Tutto però fa parte di un complesso meccanismo geopolitico che ha coinvolto (e sconvolto) l’intero Medio Oriente. E in questo sisma strategico dai contorni ancora poco chiari e dalle conseguenze che tuttora devono essere scoperte, l’epicentro rimane la Striscia di Gaza. I negoziati in corso tra Israele e Hamas appaiono cristallizzati, anche se dagli Stati Uniti non diminuisce il pressing affinché le trattative non si fermino del tutto, sprofondando in una palude che mette a rischio la vita degli ostaggi nelle mani di Hamas e quella della popolazione palestinese, ormai stremata. Osama Hamdam, tra gli uomini di spicco di Hamas, ha detto – come riportato dalla Cnn – che la sua organizzazione ha risposto alle richieste sull’accordo, ribadendo le condizioni poste da sempre per la tregua e la liberazione dei rapiti: ritiro delle truppe israeliane, aiuti umanitari e ritorno degli sfollati nelle proprie case. Per Bassem Naim, uno dei vertici di Hamas che ha parlato alla Nbc, “è nelle mani degli americani il compito di esercitare una pressione sufficiente sugli israeliani” per raggiungere un accordo sulla tregua prima dell’inizio del mese di Ramadan. Mentre da Washington, le affermazioni dell’amministrazione Usa dicono sostanzialmente l’opposto. Il presidente Joe Biden, in alcune brevi battute prima di prendere l’aereo, ha confermato ai giornalisti la sua linea nei riguardi della questione umanitaria. “Dobbiamo far arrivare più aiuti a Gaza, non ci sono scuse”, ha affermato il capo della Casa Bianca mentre si studiano i piani per nuovi lanci di aiuti dal cielo o per lo sbarco via mare.

Ma Biden ha anche detto che la decisione sulla tregua e la liberazione degli ostaggi è “nelle mani di Hamas”. E segretario di Stato Antony Blinken ha esortato il gruppo islamista ad accettare un “cessate il fuoco immediato” con Israele. “Abbiamo l’occasione di giungere a un cessate il fuoco immediato che potrebbe riportare a casa gli ostaggi, permettere un aumento notevole degli aiuti umanitari per i palestinesi che ne hanno così disperatamente bisogno e che potrebbe in seguito creare ugualmente le condizioni per una soluzione durevole” della guerra, ha detto Blinken incontrando il primo ministro del Qatar, Mohammed ben Abdelrahmane Al-Thani.
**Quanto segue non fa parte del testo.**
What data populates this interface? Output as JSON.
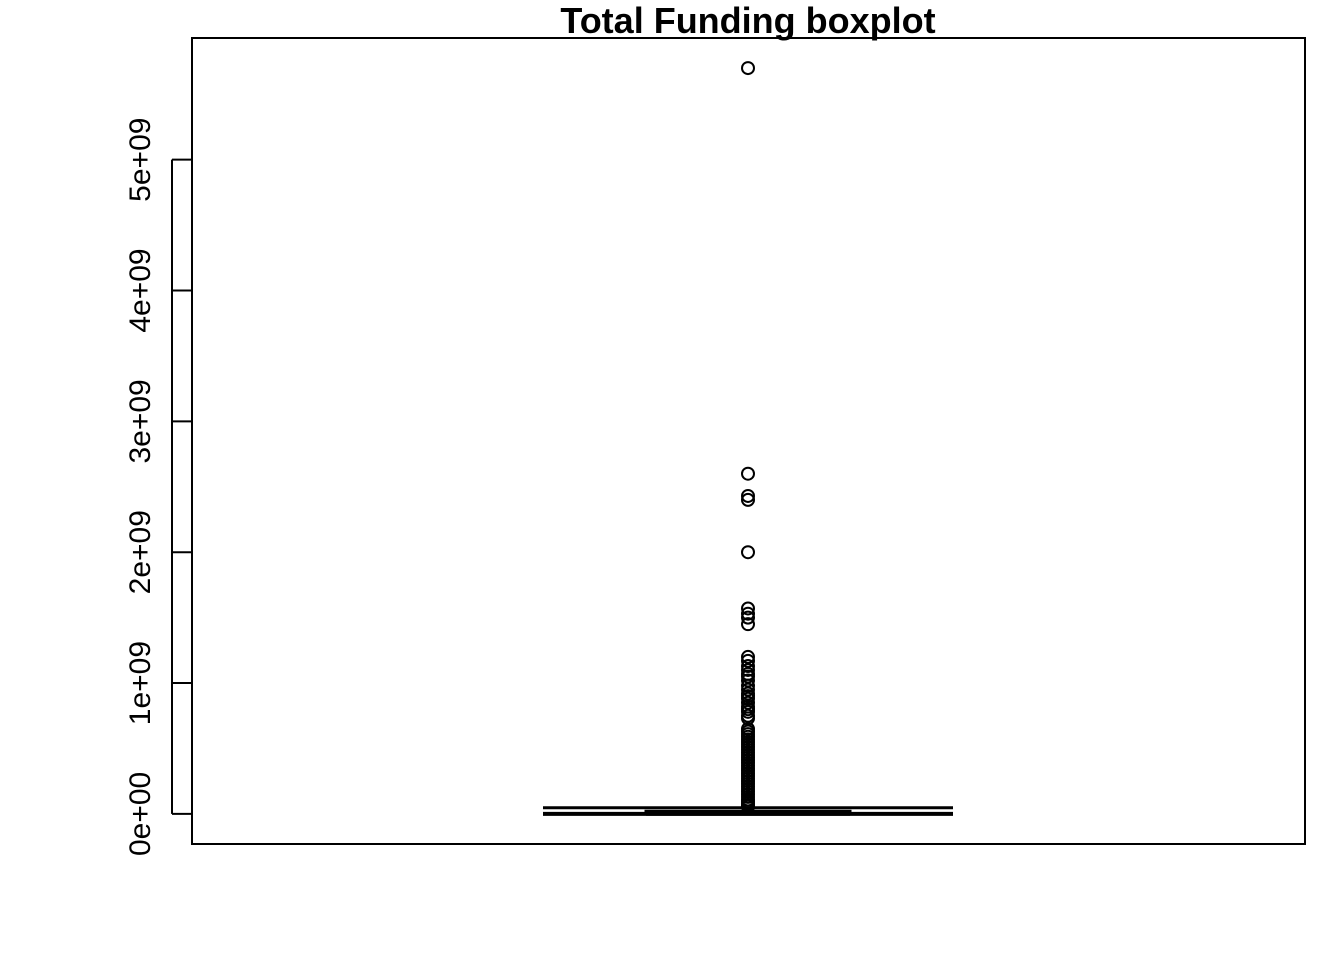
{
  "chart_data": {
    "type": "boxplot",
    "title": "Total Funding boxplot",
    "xlabel": "",
    "ylabel": "",
    "ylim": [
      -230000000,
      5930000000
    ],
    "yticks": [
      0,
      1000000000,
      2000000000,
      3000000000,
      4000000000,
      5000000000
    ],
    "ytick_labels": [
      "0e+00",
      "1e+09",
      "2e+09",
      "3e+09",
      "4e+09",
      "5e+09"
    ],
    "grid": false,
    "box": {
      "whisker_low": 0,
      "q1": 1500000,
      "median": 5000000,
      "q3": 20000000,
      "whisker_high": 47000000
    },
    "outliers": [
      5700000000,
      2600000000,
      2430000000,
      2400000000,
      2000000000,
      1570000000,
      1530000000,
      1500000000,
      1450000000,
      1200000000,
      1170000000,
      1130000000,
      1100000000,
      1070000000,
      1050000000,
      1020000000,
      980000000,
      950000000,
      920000000,
      900000000,
      880000000,
      850000000,
      820000000,
      800000000,
      780000000,
      750000000,
      730000000,
      650000000,
      630000000,
      610000000,
      590000000,
      570000000,
      550000000,
      530000000,
      510000000,
      490000000,
      470000000,
      450000000,
      430000000,
      410000000,
      390000000,
      370000000,
      350000000,
      330000000,
      310000000,
      290000000,
      270000000,
      250000000,
      230000000,
      210000000,
      190000000,
      170000000,
      150000000,
      130000000,
      110000000,
      95000000,
      80000000,
      65000000,
      55000000
    ],
    "colors": {
      "stroke": "#000000",
      "background": "#ffffff"
    }
  }
}
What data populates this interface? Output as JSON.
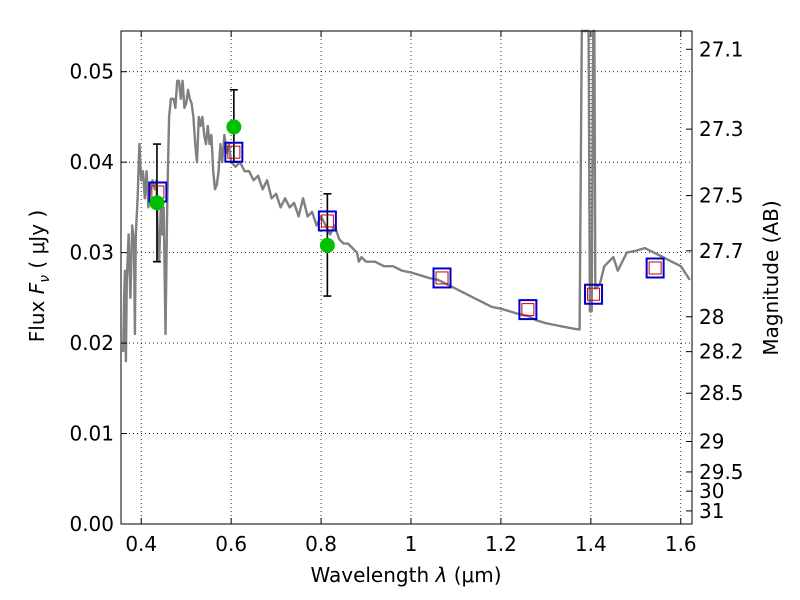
{
  "chart_data": {
    "type": "line",
    "xlabel": "Wavelength  λ (μm)",
    "xlabel_parts": {
      "text": "Wavelength  ",
      "symbol": "λ",
      "units": "(μm)"
    },
    "ylabel": "Flux  F_ν  ( μJy )",
    "ylabel_parts": {
      "text": "Flux  ",
      "symbol": "F",
      "subscript": "ν",
      "units": "( μJy )"
    },
    "ylabel_right": "Magnitude (AB)",
    "xlim": [
      0.355,
      1.625
    ],
    "ylim": [
      0.0,
      0.0545
    ],
    "x_ticks": [
      0.4,
      0.6,
      0.8,
      1.0,
      1.2,
      1.4,
      1.6
    ],
    "x_tick_labels": [
      "0.4",
      "0.6",
      "0.8",
      "1",
      "1.2",
      "1.4",
      "1.6"
    ],
    "y_ticks": [
      0.0,
      0.01,
      0.02,
      0.03,
      0.04,
      0.05
    ],
    "y_tick_labels": [
      "0.00",
      "0.01",
      "0.02",
      "0.03",
      "0.04",
      "0.05"
    ],
    "right_ticks": [
      {
        "label": "27.1",
        "mag": 27.1
      },
      {
        "label": "27.3",
        "mag": 27.3
      },
      {
        "label": "27.5",
        "mag": 27.5
      },
      {
        "label": "27.7",
        "mag": 27.7
      },
      {
        "label": "28",
        "mag": 28.0
      },
      {
        "label": "28.2",
        "mag": 28.2
      },
      {
        "label": "28.5",
        "mag": 28.5
      },
      {
        "label": "29",
        "mag": 29.0
      },
      {
        "label": "29.5",
        "mag": 29.5
      },
      {
        "label": "30",
        "mag": 30.0
      },
      {
        "label": "31",
        "mag": 31.0
      }
    ],
    "grid": true,
    "colors": {
      "spectrum": "#808080",
      "observed": "#00c000",
      "model_box": "#0000cc",
      "model_inner": "#cc0000",
      "errorbar": "#000000"
    },
    "spectrum": [
      [
        0.36,
        0.019
      ],
      [
        0.362,
        0.025
      ],
      [
        0.364,
        0.028
      ],
      [
        0.366,
        0.018
      ],
      [
        0.368,
        0.027
      ],
      [
        0.372,
        0.032
      ],
      [
        0.376,
        0.025
      ],
      [
        0.38,
        0.033
      ],
      [
        0.384,
        0.031
      ],
      [
        0.386,
        0.021
      ],
      [
        0.388,
        0.032
      ],
      [
        0.392,
        0.036
      ],
      [
        0.396,
        0.042
      ],
      [
        0.4,
        0.038
      ],
      [
        0.404,
        0.039
      ],
      [
        0.408,
        0.036
      ],
      [
        0.412,
        0.039
      ],
      [
        0.416,
        0.035
      ],
      [
        0.42,
        0.037
      ],
      [
        0.425,
        0.038
      ],
      [
        0.43,
        0.037
      ],
      [
        0.434,
        0.038
      ],
      [
        0.437,
        0.031
      ],
      [
        0.44,
        0.029
      ],
      [
        0.444,
        0.036
      ],
      [
        0.447,
        0.032
      ],
      [
        0.45,
        0.035
      ],
      [
        0.454,
        0.021
      ],
      [
        0.458,
        0.036
      ],
      [
        0.462,
        0.045
      ],
      [
        0.466,
        0.047
      ],
      [
        0.472,
        0.047
      ],
      [
        0.476,
        0.046
      ],
      [
        0.48,
        0.049
      ],
      [
        0.484,
        0.049
      ],
      [
        0.488,
        0.047
      ],
      [
        0.492,
        0.049
      ],
      [
        0.496,
        0.046
      ],
      [
        0.5,
        0.0465
      ],
      [
        0.504,
        0.048
      ],
      [
        0.508,
        0.047
      ],
      [
        0.512,
        0.0465
      ],
      [
        0.516,
        0.045
      ],
      [
        0.52,
        0.042
      ],
      [
        0.524,
        0.04
      ],
      [
        0.528,
        0.045
      ],
      [
        0.532,
        0.044
      ],
      [
        0.536,
        0.045
      ],
      [
        0.54,
        0.043
      ],
      [
        0.544,
        0.042
      ],
      [
        0.548,
        0.044
      ],
      [
        0.552,
        0.042
      ],
      [
        0.556,
        0.043
      ],
      [
        0.56,
        0.039
      ],
      [
        0.564,
        0.037
      ],
      [
        0.568,
        0.0375
      ],
      [
        0.572,
        0.039
      ],
      [
        0.576,
        0.042
      ],
      [
        0.58,
        0.04
      ],
      [
        0.585,
        0.043
      ],
      [
        0.59,
        0.041
      ],
      [
        0.595,
        0.042
      ],
      [
        0.6,
        0.04
      ],
      [
        0.61,
        0.0395
      ],
      [
        0.62,
        0.04
      ],
      [
        0.63,
        0.039
      ],
      [
        0.64,
        0.039
      ],
      [
        0.65,
        0.038
      ],
      [
        0.66,
        0.0385
      ],
      [
        0.67,
        0.037
      ],
      [
        0.68,
        0.038
      ],
      [
        0.69,
        0.036
      ],
      [
        0.7,
        0.0365
      ],
      [
        0.71,
        0.035
      ],
      [
        0.72,
        0.036
      ],
      [
        0.73,
        0.035
      ],
      [
        0.74,
        0.0355
      ],
      [
        0.75,
        0.034
      ],
      [
        0.76,
        0.036
      ],
      [
        0.77,
        0.034
      ],
      [
        0.78,
        0.0345
      ],
      [
        0.79,
        0.033
      ],
      [
        0.8,
        0.034
      ],
      [
        0.81,
        0.033
      ],
      [
        0.82,
        0.032
      ],
      [
        0.83,
        0.033
      ],
      [
        0.84,
        0.0315
      ],
      [
        0.85,
        0.031
      ],
      [
        0.86,
        0.031
      ],
      [
        0.87,
        0.0305
      ],
      [
        0.88,
        0.03
      ],
      [
        0.884,
        0.029
      ],
      [
        0.89,
        0.0295
      ],
      [
        0.9,
        0.029
      ],
      [
        0.92,
        0.029
      ],
      [
        0.94,
        0.0285
      ],
      [
        0.96,
        0.0285
      ],
      [
        0.98,
        0.028
      ],
      [
        1.0,
        0.0278
      ],
      [
        1.02,
        0.0275
      ],
      [
        1.04,
        0.0272
      ],
      [
        1.06,
        0.027
      ],
      [
        1.08,
        0.0265
      ],
      [
        1.1,
        0.026
      ],
      [
        1.12,
        0.0255
      ],
      [
        1.14,
        0.025
      ],
      [
        1.16,
        0.0245
      ],
      [
        1.18,
        0.024
      ],
      [
        1.2,
        0.0238
      ],
      [
        1.22,
        0.0235
      ],
      [
        1.24,
        0.0232
      ],
      [
        1.26,
        0.023
      ],
      [
        1.28,
        0.0225
      ],
      [
        1.3,
        0.0222
      ],
      [
        1.32,
        0.022
      ],
      [
        1.34,
        0.0218
      ],
      [
        1.36,
        0.0216
      ],
      [
        1.375,
        0.0215
      ],
      [
        1.38,
        0.055
      ],
      [
        1.395,
        0.055
      ],
      [
        1.398,
        0.0235
      ],
      [
        1.402,
        0.0235
      ],
      [
        1.405,
        0.055
      ],
      [
        1.408,
        0.055
      ],
      [
        1.41,
        0.026
      ],
      [
        1.42,
        0.0265
      ],
      [
        1.43,
        0.0285
      ],
      [
        1.44,
        0.029
      ],
      [
        1.45,
        0.0295
      ],
      [
        1.46,
        0.028
      ],
      [
        1.47,
        0.029
      ],
      [
        1.48,
        0.03
      ],
      [
        1.5,
        0.0302
      ],
      [
        1.52,
        0.0305
      ],
      [
        1.54,
        0.03
      ],
      [
        1.56,
        0.0295
      ],
      [
        1.58,
        0.029
      ],
      [
        1.6,
        0.0285
      ],
      [
        1.62,
        0.027
      ]
    ],
    "model_points": [
      {
        "x": 0.437,
        "y": 0.0367
      },
      {
        "x": 0.606,
        "y": 0.0411
      },
      {
        "x": 0.814,
        "y": 0.0335
      },
      {
        "x": 1.069,
        "y": 0.0272
      },
      {
        "x": 1.26,
        "y": 0.0237
      },
      {
        "x": 1.406,
        "y": 0.0254
      },
      {
        "x": 1.543,
        "y": 0.0283
      }
    ],
    "observed_points": [
      {
        "x": 0.435,
        "y": 0.0355,
        "yerr_low": 0.029,
        "yerr_high": 0.042
      },
      {
        "x": 0.606,
        "y": 0.0439,
        "yerr_low": 0.04,
        "yerr_high": 0.048
      },
      {
        "x": 0.814,
        "y": 0.0308,
        "yerr_low": 0.0252,
        "yerr_high": 0.0365
      }
    ]
  }
}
E l’impressione è che gli Stati Uniti non vogliamo fermare il loro impegno anche quando al Cairo, sede dei negoziati, si respira un’aria pesante, in bilico tra il gelo delle dichiarazioni e alcuni piccoli spiragli di luce rivelati dalle fonti vicine ai colloqui. Dall’Egitto, i funzionari continuano a predicare calma e a ricordare che le trattative non sono ferme né fallite. E la speranza di molti è che alla fine entrambe le parti cedano rispetto a un’intesa che per gli Usa e per l’intelligence israeliana deve arrivare prima del Ramadan. “Potrebbe essere molto, molto pericoloso”, ha confessato lo stesso Biden.

E questo perché il rischio di una escalation appare sempre più concreto, sia sul fronte interno (in particolare Gerusalemme e Cisgiordania, come ha avvertito anche Gallant in un documento interno ottenuto dal giornale Yedioth Ahronoth), sia sul fronte esterno, e cioè nella Striscia e in Libano. Ieri, incontrando l’inviato speciale Usa Amos Hochstein, il ministro della Difesa israeliano Yoav Gallant ha accusato Hezbollah di avvicinare sempre di più il conflitto aperto tra la milizia e le forze armate dello Stato ebraico. E a confermare il rischio di escalation sono stati anche i nuovi attacchi delle Israel defense forces contro alcune postazioni nel Libano meridionale e le sirene d’allarme che hanno risuonato nel nord di Israele per l’arrivo di razzi dal Paese dei cedri. La tensione è salita anche sul fronte siriano, dove ieri è stato intercettato un velivolo sospetto (quasi sicuramente un drone) entrato nel Golan israeliano e proveniente da oltreconfine.